Dependency Management
Regular scanning and updating of third-party libraries and dependencies to mitigate known vulnerabilities.
- Automated Scans: Tools like Dependabot or similar are used to detect out-of-date or vulnerable dependencies.
- Vulnerability Remediation: Promptly addressing reported vulnerabilities in the software supply chain.
6. Database Security
Role-Based Access Control (RBAC)
PostgreSQL is configured with distinct user roles, each granted the principle of least privilege.
- Service Accounts: Each microservice connects to the database using a dedicated user account with only the necessary permissions (e.g., the GSID service can read/write to subject-related tables but not to application configuration tables).
- Admin Accounts: Separate, highly restricted administrative accounts are used for database management.
Prepared Statements
All database interactions in the application code use prepared statements or ORMs that prevent SQL injection vulnerabilities by separating SQL commands from user-supplied data.
Encryption at Rest
The underlying PostgreSQL database and S3 buckets storing data fragments are configured to encrypt data at rest.
- S3: Server-Side Encryption (SSE) is utilized for all objects in S3 buckets.
- PostgreSQL: Volume-level encryption or database-specific encryption features are used to protect data stored on disk.
Audit Logging
Database activity, including all INSERT, UPDATE, and DELETE operations, is logged to provide an immutable audit trail.
7. Data Security
Encryption in Transit
Data is encrypted when it moves between components or services.
- HTTPS: All client-server and inter-service communication over public networks uses HTTPS.
- Internal Networks: Within the Docker Compose environment, services communicate over a private bridge network, minimizing exposure.
Immutable S3 Fragments
Data fragments stored in S3 are immutable once written.
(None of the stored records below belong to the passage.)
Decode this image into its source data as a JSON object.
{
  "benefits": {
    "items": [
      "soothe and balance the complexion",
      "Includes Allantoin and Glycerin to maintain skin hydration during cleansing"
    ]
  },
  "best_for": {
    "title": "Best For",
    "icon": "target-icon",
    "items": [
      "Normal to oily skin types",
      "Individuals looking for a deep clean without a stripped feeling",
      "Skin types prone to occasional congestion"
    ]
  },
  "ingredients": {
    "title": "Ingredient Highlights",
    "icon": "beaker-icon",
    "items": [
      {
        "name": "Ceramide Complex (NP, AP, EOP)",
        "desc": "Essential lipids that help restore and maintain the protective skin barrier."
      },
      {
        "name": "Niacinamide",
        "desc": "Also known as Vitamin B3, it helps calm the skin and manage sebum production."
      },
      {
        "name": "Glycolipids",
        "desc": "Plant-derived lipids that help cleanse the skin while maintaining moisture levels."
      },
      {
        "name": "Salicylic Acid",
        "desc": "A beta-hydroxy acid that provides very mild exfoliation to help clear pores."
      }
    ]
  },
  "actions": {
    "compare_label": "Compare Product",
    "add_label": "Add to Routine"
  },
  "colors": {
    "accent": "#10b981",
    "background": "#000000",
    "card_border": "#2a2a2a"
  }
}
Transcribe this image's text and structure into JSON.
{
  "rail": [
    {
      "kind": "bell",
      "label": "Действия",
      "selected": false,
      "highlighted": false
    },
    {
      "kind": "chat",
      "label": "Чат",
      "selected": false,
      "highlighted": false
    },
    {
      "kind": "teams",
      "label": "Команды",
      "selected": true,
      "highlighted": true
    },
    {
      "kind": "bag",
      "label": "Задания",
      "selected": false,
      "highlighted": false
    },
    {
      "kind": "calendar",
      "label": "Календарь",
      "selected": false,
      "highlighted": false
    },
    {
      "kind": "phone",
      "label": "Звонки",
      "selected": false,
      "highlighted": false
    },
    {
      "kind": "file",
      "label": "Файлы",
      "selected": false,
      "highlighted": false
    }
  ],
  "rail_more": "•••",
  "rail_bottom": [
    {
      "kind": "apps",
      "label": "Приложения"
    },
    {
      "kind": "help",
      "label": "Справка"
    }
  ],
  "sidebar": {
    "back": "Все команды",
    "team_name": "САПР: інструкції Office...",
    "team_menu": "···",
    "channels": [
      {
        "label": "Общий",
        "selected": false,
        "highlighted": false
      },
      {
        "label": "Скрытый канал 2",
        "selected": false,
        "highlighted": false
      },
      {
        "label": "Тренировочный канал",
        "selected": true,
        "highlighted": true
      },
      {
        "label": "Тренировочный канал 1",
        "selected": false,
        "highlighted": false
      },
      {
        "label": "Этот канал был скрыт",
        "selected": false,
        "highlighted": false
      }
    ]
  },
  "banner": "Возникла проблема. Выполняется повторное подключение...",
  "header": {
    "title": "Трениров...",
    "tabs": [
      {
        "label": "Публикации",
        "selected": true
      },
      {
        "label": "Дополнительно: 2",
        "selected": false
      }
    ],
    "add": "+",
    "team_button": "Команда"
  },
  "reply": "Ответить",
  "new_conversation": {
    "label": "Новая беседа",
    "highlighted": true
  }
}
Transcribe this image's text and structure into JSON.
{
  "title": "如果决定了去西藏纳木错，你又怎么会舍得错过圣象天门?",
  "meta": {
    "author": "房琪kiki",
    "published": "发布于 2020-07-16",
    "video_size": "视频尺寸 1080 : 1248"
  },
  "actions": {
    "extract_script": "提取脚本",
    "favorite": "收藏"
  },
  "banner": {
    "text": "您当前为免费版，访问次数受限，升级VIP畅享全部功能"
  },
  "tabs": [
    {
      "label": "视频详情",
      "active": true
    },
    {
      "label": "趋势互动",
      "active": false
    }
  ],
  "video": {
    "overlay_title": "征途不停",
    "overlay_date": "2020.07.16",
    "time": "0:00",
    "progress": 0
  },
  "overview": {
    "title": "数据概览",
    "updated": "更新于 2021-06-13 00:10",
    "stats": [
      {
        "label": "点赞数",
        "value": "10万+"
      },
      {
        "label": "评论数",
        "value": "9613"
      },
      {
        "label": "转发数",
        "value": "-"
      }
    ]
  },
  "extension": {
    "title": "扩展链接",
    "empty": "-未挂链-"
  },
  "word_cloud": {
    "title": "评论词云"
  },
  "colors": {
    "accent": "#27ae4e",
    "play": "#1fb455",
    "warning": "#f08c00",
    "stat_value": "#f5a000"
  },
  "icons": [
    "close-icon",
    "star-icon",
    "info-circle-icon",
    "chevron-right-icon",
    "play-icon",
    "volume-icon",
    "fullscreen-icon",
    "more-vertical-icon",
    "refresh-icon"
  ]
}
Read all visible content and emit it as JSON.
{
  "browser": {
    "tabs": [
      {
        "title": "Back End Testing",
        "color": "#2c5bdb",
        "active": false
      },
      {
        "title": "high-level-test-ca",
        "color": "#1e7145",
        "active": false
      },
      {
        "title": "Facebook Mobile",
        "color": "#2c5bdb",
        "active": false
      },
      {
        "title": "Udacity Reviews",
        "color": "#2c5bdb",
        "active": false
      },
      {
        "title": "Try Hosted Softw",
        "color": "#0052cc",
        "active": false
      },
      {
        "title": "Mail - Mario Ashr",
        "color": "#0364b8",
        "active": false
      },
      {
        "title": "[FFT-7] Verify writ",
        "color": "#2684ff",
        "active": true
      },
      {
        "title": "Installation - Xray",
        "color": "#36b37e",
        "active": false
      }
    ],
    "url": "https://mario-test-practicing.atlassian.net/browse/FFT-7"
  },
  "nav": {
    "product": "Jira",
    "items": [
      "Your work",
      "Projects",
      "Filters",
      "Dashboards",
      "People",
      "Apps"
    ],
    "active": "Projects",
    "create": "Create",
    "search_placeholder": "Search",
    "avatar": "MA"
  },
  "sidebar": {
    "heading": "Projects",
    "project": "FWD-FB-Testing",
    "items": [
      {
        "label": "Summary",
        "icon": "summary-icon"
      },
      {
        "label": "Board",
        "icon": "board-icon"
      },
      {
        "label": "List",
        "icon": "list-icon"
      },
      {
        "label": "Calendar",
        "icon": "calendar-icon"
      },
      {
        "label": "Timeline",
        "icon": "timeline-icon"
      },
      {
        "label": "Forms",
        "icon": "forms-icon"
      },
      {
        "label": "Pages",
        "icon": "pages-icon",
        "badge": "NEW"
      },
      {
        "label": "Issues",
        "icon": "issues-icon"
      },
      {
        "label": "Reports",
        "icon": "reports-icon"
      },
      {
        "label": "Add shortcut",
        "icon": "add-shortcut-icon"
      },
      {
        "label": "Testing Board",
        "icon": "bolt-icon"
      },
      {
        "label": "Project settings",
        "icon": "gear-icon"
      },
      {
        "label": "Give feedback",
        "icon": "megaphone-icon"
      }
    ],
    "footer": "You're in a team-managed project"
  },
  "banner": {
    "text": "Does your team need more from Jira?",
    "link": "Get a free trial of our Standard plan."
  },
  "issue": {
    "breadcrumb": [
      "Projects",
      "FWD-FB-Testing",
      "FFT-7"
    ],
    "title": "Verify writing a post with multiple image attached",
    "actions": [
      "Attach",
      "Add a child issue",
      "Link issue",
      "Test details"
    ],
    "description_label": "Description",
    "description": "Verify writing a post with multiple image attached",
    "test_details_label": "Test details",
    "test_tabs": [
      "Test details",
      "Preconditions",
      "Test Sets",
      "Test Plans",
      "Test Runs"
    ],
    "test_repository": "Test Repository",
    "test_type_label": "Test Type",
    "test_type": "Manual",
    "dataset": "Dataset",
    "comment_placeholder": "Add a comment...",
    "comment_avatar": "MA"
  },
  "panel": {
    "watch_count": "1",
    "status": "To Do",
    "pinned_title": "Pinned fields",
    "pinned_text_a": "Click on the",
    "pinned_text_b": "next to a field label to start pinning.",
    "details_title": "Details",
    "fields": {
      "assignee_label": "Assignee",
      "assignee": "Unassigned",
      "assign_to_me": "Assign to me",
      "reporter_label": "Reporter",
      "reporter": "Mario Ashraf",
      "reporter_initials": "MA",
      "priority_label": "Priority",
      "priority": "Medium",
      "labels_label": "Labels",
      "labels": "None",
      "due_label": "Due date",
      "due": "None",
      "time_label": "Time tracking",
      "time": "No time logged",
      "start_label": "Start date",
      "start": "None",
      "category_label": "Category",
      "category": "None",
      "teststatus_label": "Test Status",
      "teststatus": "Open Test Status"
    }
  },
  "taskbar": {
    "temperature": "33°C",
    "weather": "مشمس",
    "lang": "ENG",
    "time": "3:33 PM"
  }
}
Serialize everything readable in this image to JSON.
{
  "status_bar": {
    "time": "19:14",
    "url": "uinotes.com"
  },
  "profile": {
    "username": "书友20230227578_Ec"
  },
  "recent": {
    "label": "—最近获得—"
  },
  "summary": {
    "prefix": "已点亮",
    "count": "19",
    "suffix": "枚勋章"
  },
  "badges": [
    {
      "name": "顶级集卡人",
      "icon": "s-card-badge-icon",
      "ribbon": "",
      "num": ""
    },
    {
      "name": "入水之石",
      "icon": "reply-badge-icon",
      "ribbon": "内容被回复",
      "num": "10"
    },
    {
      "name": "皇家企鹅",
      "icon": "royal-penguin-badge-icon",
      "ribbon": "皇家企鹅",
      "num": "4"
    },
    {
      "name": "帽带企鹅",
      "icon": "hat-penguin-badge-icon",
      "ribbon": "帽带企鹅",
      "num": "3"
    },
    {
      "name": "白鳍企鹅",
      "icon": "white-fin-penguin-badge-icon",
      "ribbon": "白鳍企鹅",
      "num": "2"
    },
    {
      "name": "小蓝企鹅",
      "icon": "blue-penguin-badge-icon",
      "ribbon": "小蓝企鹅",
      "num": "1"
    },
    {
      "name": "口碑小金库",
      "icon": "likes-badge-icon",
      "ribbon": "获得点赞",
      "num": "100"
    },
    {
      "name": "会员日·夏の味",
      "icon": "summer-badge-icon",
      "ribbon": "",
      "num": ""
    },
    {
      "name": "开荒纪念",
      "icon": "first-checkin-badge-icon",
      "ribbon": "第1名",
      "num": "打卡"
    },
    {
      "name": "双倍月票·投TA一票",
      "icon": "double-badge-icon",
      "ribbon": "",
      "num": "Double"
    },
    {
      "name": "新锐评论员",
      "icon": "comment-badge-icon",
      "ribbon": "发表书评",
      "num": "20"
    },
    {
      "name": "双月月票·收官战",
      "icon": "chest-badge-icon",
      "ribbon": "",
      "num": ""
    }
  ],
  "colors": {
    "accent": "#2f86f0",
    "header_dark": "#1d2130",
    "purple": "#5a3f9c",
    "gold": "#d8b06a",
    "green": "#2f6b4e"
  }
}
This provides a robust audit trail and ensures that historical data cannot be tampered with.
- Versioning: S3 bucket versioning can be enabled to retain all versions of an object, providing an additional layer of protection against accidental deletion or modification.
8. Deployment Security
Secure Environment Configuration
Deployment pipelines ensure that sensitive configuration data is never exposed.
- Environment Files (
.env): These files are generated dynamically during deployment using GitHub Secrets and are not committed to version control. - Hardened Containers: Docker images are built with security best practices, minimizing installed software and running processes.
Least Privilege for Services
Each Docker container and microservice is configured to run with the minimum necessary privileges.
- Non-Root Users: Services run as non-root users inside containers.
- Restricted Mounts: Volumes are mounted with read-only permissions where appropriate.
9. Best Practices
Regular Security Audits and Penetration Testing
Periodic security audits and penetration tests are conducted to identify vulnerabilities and ensure compliance with security standards.
Code Review
All code changes undergo peer review, including a focus on security considerations, before being merged into main or prod branches.
Incident Response Plan
A clear incident response plan is in place to effectively detect, respond to, and recover from security incidents.
Continuous Monitoring
Continuous monitoring of system logs, security events, and performance metrics for suspicious activities and potential threats.